第6交響曲は「悲劇的」というタイトルで知られていますし、今回のプログラムにも明記されていました。しかしこのタイトルはマーラー自身が付けたものではなく、同時代の聴き手が後にマーラーを襲った悲劇への暗示として後で勝手に名付けたもの。
カンブルラン自身はこの曲にマーラーの葛藤を聴いているようですが、彼の透明で明快な演奏に接していると、皮肉なことに「喜劇的」にすら感じられてくるのでした。

第6交響曲は、マーラーの全交響曲の中では最も古典的なもの。特に第1楽章は提示部を繰り返す(もちろん実行しました)など、古典派交響曲のソナタ形式に沿って書かれています。
しかしソナタ形式はマーラーが苦手としたもので、このシンフォニー全体が一種のパロディーになっているのではないか。特にスケルツォとフィナーレは第1楽章の変奏、言い換えればパロディーそのもので、カンブルランの表情が真面目になればなるほど作品のパロディー感が浮き上がってくるのでした。
その意味でも、アンダンテ楽章とスケルツォ楽章とが特に秀逸。何となく楽員の演奏する表情も楽しそうではありませんか。スケルツォを例に引けば、練習番号81からの弦のコル・レーニョ、金管のゲシュトプフ、追い打ちを掛けるようなシロフォンによる骸骨の触れ合う音。これがパロディーで無くしてなんでしょう。

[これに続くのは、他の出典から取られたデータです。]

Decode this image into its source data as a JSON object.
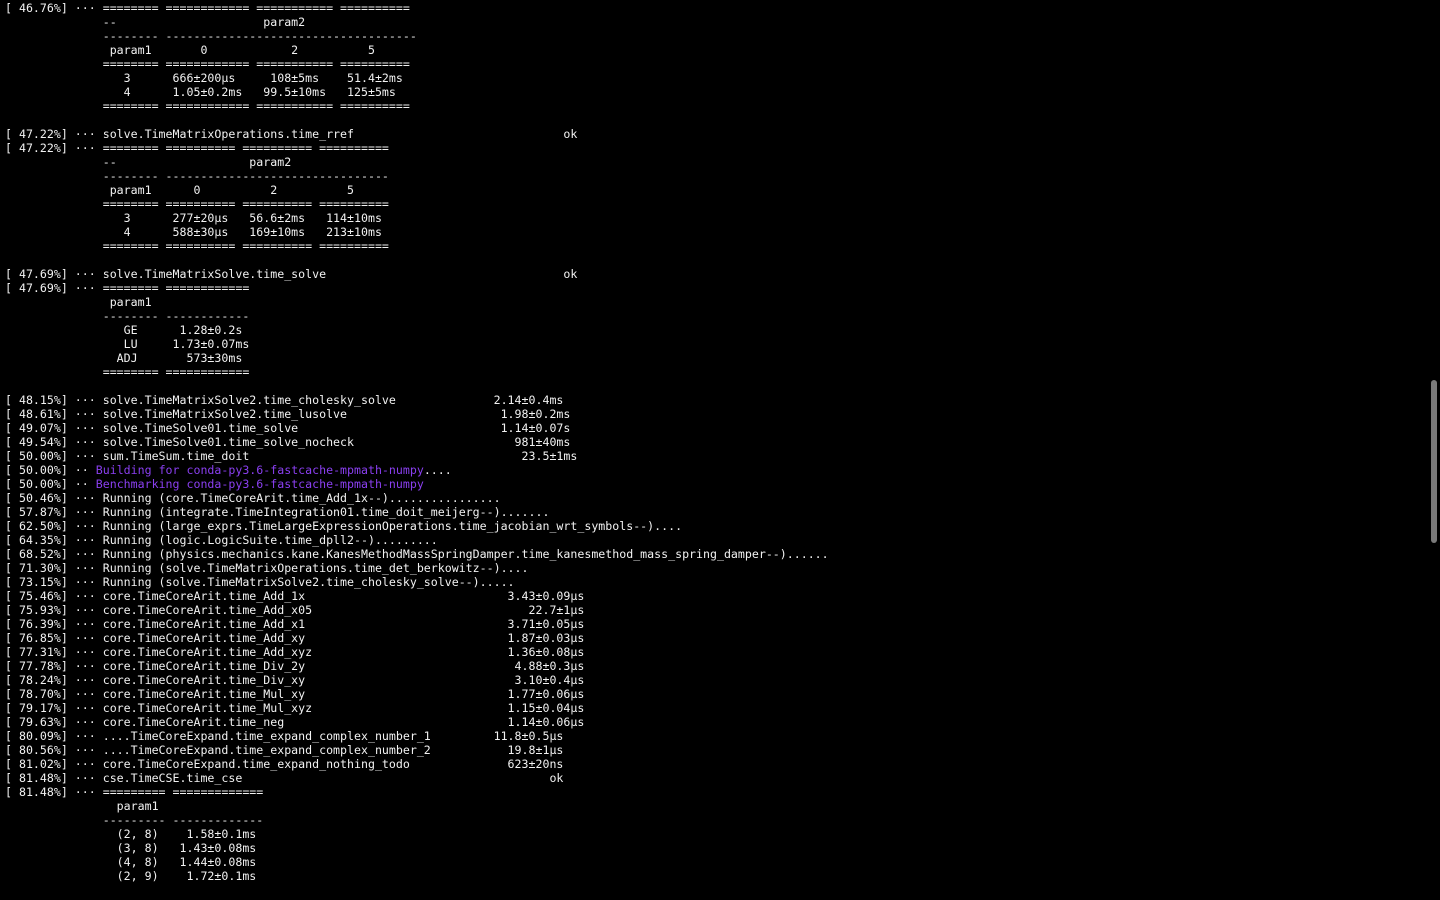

オーケストラも名人芸の極致。今回は16日の芸劇マチネー、前日のサントリー名曲に続く3回目の本番ということで、アンサンブルも更に磨かれていたと想像されます。素人耳には疲労が溜まっているのではと思われるスケジュールですが、読響の4番バッター揃いの猛者たちにはメリットでしかないようです。
カンブルランがオケに持ち込もうとしているラテン的な感覚。これもジワリと効果を発揮しています。本来のパワーに透明な色彩感が加われば鬼に金棒。そんな手応えを感じた定期でした。

首席指揮者としての契約も延長されたカンブルラン。今回の演奏によってマーラーに新たな風を取り込むマエストロであることが明らかになりました。
これからもマーラー・シリーズを続けましょう。是非とも定期演奏会で・・・。